Nov-13-08  FrogC: After 1.e4 e5; 2.Nc3 Nf6; 3.f4, it's usually stated that Black shouldn't take the pawn because of 4.e5, forcing the knight to retreat to g8. But take it on a bit. After 4...Ng8, White must play 5.Nf3 to prevent the queen check at h4. Now Black plays 5...d6. What should White do here? The best I can find so far is 6.Bc4 de; 7.Nxe5 Qh4+; Kf1, which looks promising, though if White's attack doesn't break through soon he may be embarrassed by the inability to castle. Or is there something better?
Premium Chessgames Member
  Shams: <FrogC> I suppose a King's Gambit aficionado would know better than I how to handle that, but I ran your line through opening explorer. after 4...Ng8 there are 11 games with 5.Nf3 plus this one with 5.Bc4 (1-0 16) B Nielsen vs Jensen, 1926

the only game with 6...dxe5 is this one, possibly the least illuminating game I could link to: Kreidewei vs Saathoff, 1989

yikes, this game (score) is even worse:
F Kreideweiss vs L Nebel, 1989

who knows.

Premium Chessgames Member
  MaxxLange: <FrogC> is 4 e5 really the main theoretical move?

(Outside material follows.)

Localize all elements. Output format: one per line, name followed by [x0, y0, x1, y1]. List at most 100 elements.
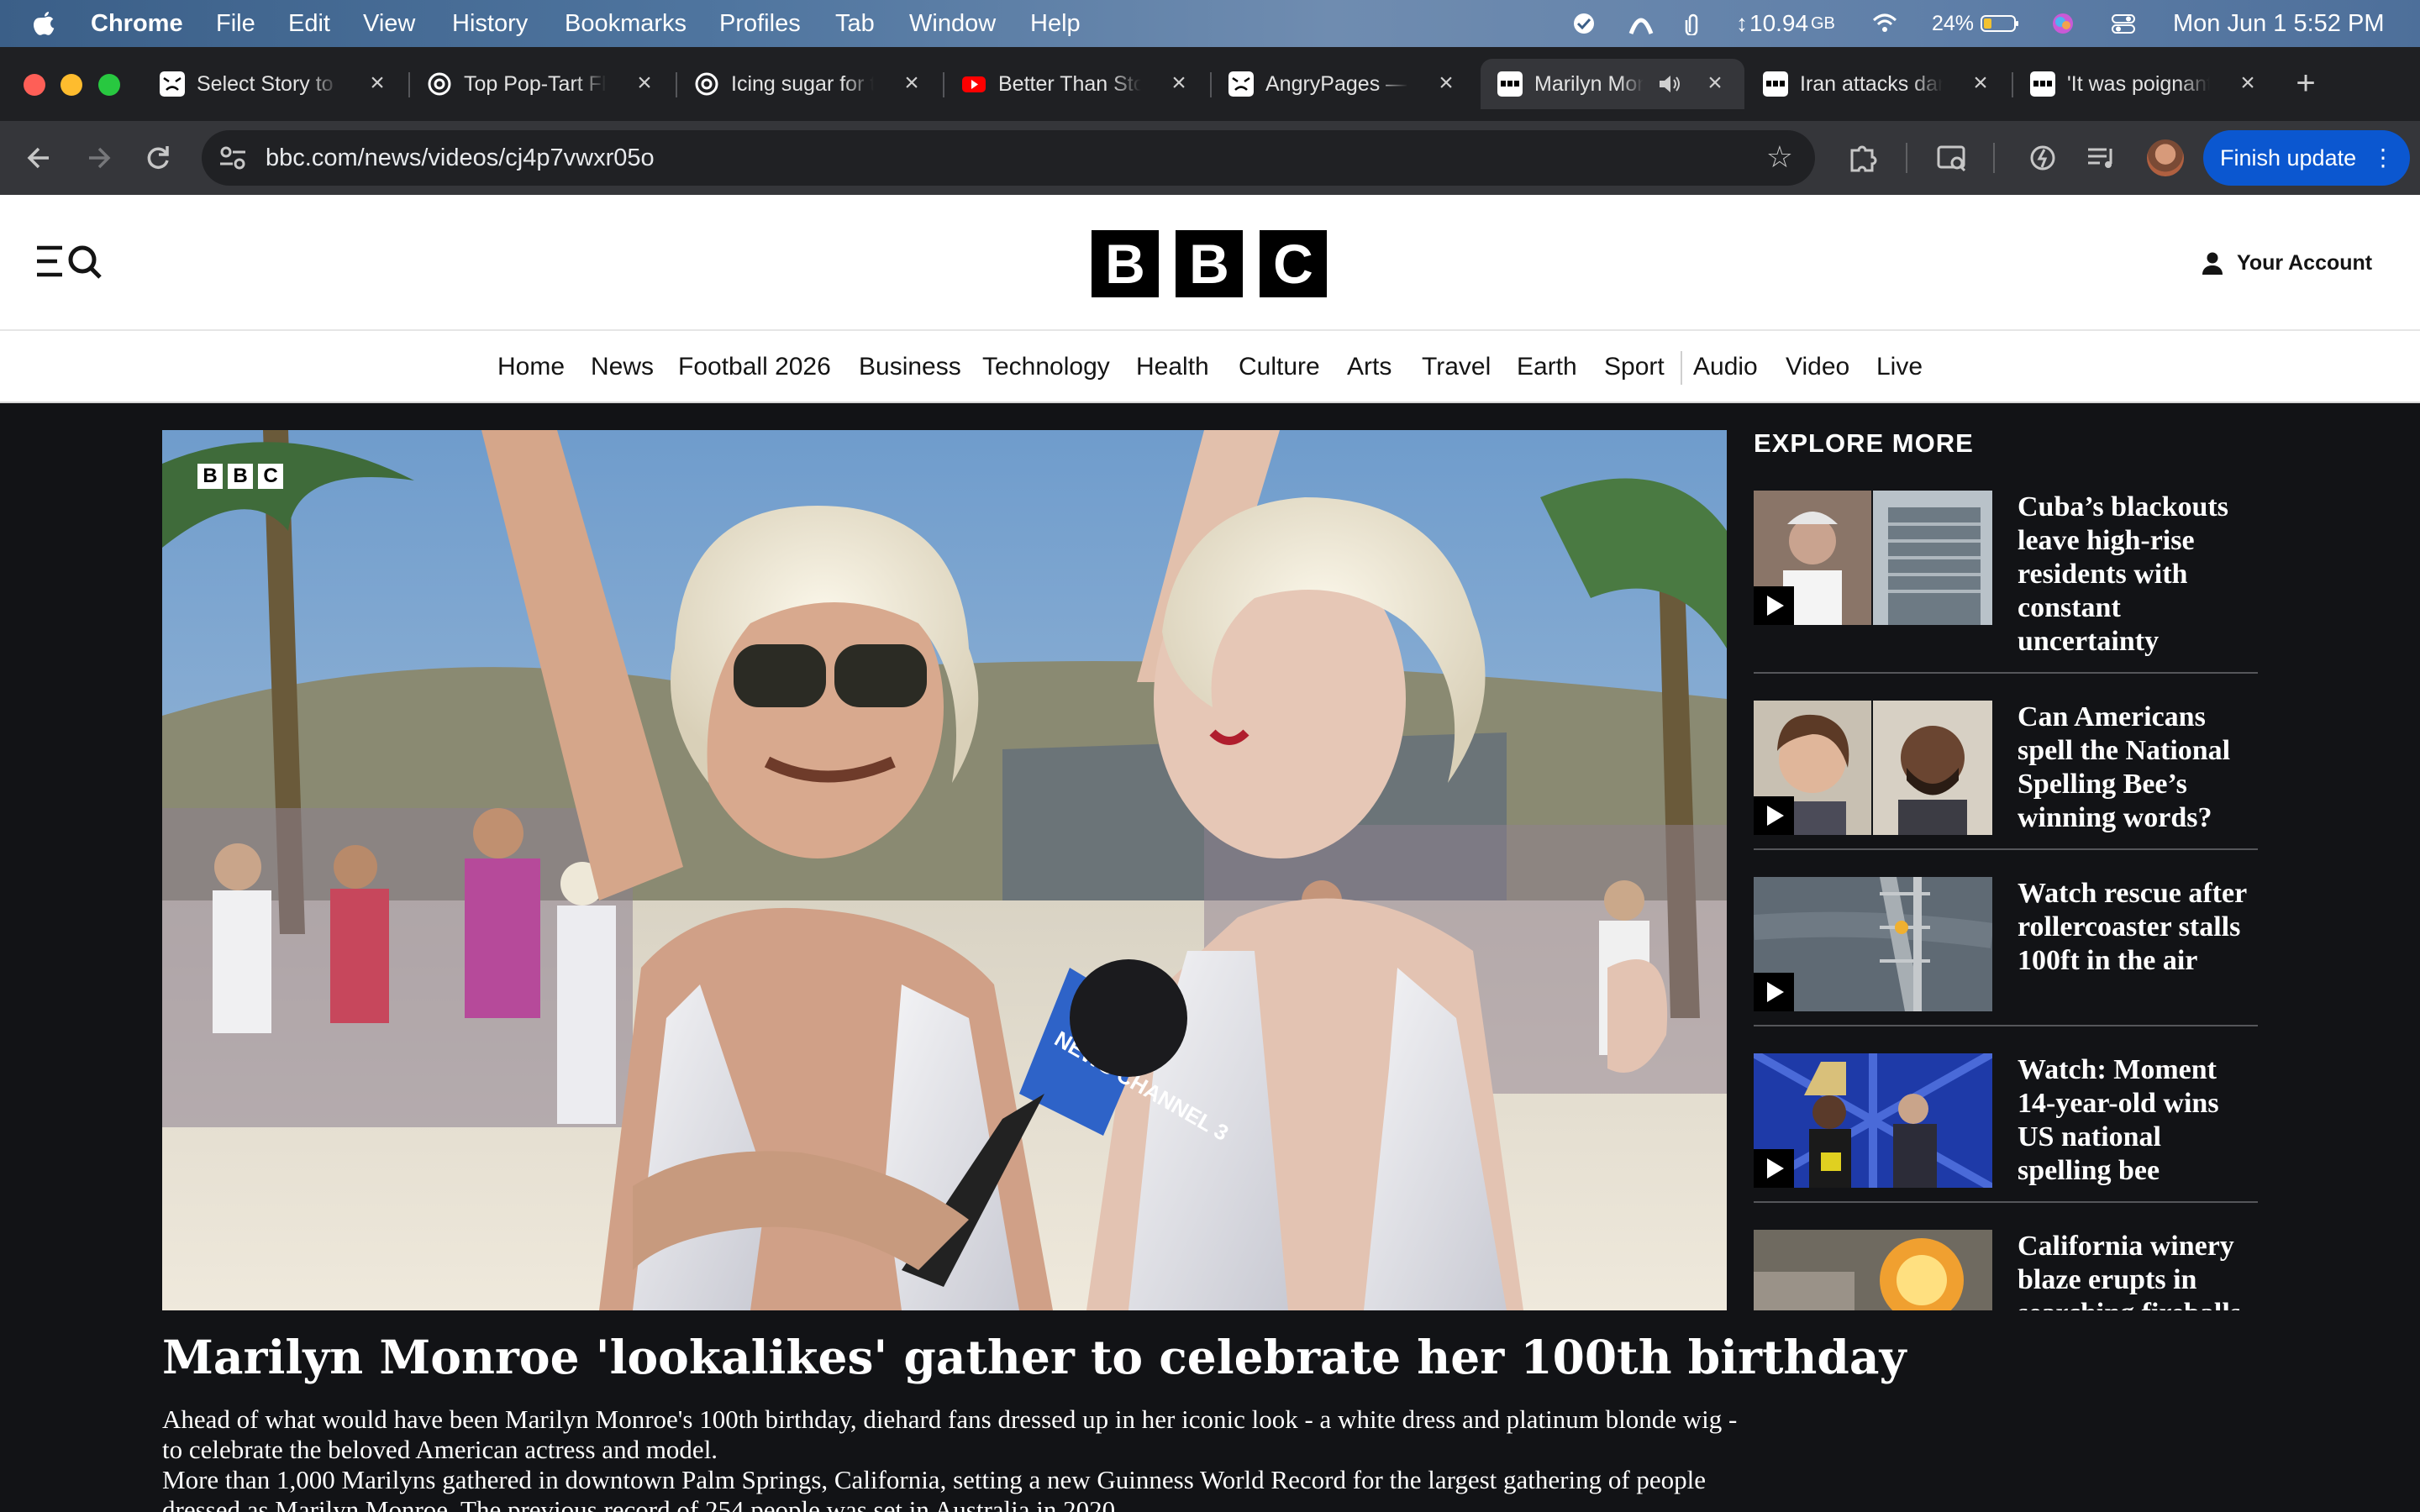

I never played the Vienna, but, when I dabbled in the King's Gambit, I was trained to play d4 as a first reaction if Black played a delayed ...exf4

my KG advisors were only 1800-200 strength, though

Nov-14-08  FrogC: 4.d4 Bb4, I guess. And yes, e5 is the standard move. Many opponents play 4...Qe7, when after 5.Qe2 the knight has to retreat and White is definitely better. Thanks, <Shams> for the games, very useful.
Feb-07-09  FrogC: I now have another question. What's the best reply after 1.e4 e5 2.Nc3 Nf6 3.f4 d6!? The book move is 3...d5, but I meet ...d6 more often on the internet and in OTB play against lower-ranked players. There's nothing wrong with it as far as I can see. 4.Bc4 allows Nxe4 with complications similar to the 3.Bc4 line (which I don't play). 4.Nf3 allows either ...Bg4 or ...exf4, both of which are unclear to me. 4.fxe5 and 4.f5 just look wrong. It seems odd that such a logical response isn't in the books, and I'm struggling to find the best continuation.
Feb-07-09  blacksburg: after 3...d6, i'd probably just play 4.Nf3. the problem with d6 is that is locks in the f8 bishop and makes it a "bad" piece. if black wants to then play Bg4 and exchange his "good" bishop for the knight, white shouldn't be afraid of this. maybe.